Uggg Why...Why did I not eat right today?
This morning I was scheduled to work with the preK kids at our Church (I love those little kids) had a great morning with the family. After Church we were all hungry and it was lunch time and Anna our 10 year old says Mexican sounds so good. We haven't had Mexican food in sooo long. Andy and I looked at one another and we were on it like white on rice. So we went, ate too many chips and salsa. I got a chicken fajita quesadilla with rice and beans. It all tasted AMAZING going down then I went to pay the bill and BOOM there it sat in my gut rotting away and instantly draining my energy. Got home and felt like CRAP.
I was so tired and no energy all day long. Had plans on doing grand things around the house like cooking and cleaning. Thanks cheat meal for ruining that for me. I did some but not what I really needed to do.
So here I type and I'm still so bloated and I feel just like a tub of lard.
Now I know why I eat healthy...It's not just for the benefits of a shrinking body and number on the scale. It's also for the fact that I have energy, I'm productive, clear mind, I feel clean, unlike now I feel really dirty. I know that just sound silly but I do, my pores on my face feel so congested, I just feel blahhh...

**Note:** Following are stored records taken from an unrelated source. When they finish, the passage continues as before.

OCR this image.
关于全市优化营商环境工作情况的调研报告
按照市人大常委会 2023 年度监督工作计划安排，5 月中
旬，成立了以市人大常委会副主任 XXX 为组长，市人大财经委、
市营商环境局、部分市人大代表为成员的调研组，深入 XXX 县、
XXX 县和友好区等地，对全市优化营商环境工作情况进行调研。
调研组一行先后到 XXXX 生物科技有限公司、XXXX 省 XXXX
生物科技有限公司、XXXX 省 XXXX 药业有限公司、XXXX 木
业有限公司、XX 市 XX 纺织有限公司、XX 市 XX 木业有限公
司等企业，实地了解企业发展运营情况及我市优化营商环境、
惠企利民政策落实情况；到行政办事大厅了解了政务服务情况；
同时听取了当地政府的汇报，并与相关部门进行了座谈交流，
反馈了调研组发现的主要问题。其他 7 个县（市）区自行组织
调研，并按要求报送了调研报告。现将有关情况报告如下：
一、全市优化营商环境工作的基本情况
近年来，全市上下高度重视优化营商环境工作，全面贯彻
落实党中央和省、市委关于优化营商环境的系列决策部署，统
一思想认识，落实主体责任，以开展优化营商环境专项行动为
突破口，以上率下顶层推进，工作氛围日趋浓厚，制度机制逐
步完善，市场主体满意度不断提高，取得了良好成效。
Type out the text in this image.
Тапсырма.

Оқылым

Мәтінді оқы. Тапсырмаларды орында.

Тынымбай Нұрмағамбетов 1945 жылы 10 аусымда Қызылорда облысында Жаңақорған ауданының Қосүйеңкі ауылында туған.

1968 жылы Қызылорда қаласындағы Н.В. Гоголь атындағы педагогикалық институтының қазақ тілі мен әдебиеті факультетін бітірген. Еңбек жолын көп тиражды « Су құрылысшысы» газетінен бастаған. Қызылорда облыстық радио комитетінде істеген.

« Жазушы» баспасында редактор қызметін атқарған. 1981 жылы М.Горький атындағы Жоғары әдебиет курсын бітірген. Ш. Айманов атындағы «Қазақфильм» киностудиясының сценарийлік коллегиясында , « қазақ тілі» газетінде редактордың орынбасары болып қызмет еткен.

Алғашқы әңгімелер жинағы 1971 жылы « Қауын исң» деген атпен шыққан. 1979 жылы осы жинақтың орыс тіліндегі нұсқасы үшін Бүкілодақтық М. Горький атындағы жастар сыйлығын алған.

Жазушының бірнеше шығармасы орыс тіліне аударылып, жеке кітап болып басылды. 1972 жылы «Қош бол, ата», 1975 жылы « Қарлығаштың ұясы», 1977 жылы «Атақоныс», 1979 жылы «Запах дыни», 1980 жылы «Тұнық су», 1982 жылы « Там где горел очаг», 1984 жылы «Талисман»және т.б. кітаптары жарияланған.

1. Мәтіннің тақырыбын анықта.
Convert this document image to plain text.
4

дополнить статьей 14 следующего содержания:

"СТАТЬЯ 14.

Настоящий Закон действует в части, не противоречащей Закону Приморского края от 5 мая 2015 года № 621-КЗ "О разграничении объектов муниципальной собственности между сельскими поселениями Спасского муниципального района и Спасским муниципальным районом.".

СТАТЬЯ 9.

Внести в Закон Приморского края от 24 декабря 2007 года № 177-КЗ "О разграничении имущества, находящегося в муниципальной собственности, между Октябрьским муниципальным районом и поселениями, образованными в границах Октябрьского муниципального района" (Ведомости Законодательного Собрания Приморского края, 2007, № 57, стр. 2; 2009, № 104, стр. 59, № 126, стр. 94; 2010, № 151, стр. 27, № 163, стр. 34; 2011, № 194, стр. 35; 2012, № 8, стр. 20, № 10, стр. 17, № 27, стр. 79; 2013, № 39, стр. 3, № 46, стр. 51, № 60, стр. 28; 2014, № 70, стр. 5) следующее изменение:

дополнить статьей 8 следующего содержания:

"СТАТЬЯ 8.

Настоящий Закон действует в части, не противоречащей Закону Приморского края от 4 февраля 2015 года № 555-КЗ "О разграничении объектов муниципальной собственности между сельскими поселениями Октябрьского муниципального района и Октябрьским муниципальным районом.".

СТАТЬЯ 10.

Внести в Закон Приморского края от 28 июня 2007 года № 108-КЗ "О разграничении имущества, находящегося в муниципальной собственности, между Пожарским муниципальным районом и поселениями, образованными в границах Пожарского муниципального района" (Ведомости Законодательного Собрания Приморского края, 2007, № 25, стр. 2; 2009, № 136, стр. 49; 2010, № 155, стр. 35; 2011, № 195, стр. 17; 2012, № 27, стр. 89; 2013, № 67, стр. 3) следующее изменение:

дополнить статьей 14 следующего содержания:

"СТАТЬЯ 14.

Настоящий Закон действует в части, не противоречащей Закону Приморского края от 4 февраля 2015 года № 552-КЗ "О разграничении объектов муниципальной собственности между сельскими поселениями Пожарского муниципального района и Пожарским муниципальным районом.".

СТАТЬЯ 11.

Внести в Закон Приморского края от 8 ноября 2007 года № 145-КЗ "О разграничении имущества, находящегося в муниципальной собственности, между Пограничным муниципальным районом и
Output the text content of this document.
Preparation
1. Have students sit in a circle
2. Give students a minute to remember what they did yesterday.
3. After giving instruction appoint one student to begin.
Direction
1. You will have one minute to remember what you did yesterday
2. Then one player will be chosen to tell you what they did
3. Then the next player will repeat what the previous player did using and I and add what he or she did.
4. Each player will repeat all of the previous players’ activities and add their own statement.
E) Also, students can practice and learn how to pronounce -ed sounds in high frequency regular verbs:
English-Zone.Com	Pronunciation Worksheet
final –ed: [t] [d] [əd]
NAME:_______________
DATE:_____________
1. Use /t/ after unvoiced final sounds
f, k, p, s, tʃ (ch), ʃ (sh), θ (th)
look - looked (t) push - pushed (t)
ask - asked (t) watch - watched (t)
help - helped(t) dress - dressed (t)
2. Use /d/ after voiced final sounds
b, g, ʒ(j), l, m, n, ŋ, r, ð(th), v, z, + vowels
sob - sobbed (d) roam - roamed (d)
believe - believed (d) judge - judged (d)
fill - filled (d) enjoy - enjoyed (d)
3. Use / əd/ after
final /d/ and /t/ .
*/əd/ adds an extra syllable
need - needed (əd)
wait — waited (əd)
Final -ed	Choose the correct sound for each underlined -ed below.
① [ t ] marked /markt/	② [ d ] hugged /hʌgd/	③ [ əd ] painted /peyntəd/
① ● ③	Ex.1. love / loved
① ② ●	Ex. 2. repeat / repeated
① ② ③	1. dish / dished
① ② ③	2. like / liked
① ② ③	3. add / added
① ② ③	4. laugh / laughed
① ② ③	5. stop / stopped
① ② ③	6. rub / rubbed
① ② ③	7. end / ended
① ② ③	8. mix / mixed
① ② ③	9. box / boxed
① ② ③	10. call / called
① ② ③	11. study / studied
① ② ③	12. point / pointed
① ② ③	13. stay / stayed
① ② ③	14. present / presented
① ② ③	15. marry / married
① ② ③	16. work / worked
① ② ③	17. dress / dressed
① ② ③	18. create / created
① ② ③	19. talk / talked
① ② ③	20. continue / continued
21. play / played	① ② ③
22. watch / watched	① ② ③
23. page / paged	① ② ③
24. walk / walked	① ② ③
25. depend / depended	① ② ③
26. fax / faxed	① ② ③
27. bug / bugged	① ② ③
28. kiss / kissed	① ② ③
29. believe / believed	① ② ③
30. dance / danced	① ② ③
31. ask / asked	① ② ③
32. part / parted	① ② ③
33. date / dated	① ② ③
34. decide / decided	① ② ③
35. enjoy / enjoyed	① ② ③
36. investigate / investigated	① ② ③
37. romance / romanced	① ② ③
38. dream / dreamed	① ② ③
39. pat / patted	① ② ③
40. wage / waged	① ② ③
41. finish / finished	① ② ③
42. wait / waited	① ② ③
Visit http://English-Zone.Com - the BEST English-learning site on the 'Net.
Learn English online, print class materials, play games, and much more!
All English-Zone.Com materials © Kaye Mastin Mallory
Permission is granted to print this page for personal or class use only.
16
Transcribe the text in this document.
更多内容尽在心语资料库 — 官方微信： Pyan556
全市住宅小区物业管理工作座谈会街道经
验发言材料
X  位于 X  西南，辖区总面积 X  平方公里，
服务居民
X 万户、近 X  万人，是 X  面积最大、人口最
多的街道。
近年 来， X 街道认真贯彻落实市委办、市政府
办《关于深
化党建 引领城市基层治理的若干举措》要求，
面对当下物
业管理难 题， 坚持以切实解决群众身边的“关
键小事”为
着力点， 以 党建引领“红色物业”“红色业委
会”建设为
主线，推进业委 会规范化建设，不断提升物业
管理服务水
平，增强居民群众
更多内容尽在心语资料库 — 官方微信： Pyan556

So I won't hide this blog post from anyone but I'm not going to hit the little share button either so if you're reading this its because you want to. I'm more or less writing this down for myself to remind myself the next time I want an all out BAD cheat meal to use this as a reference to remind myself just how shitty I feel after doing it. Not just physically feel crummy but my mind is doing tricks on me too. Like now I'm overwhelmed with it all and I just want to face plant into a gallon of ice cream and give up but I've come to far and I know what it truly means to feel good and not just because my body is shrinking and the scale shows a less number but just to feel healthy and strong. That is priceless.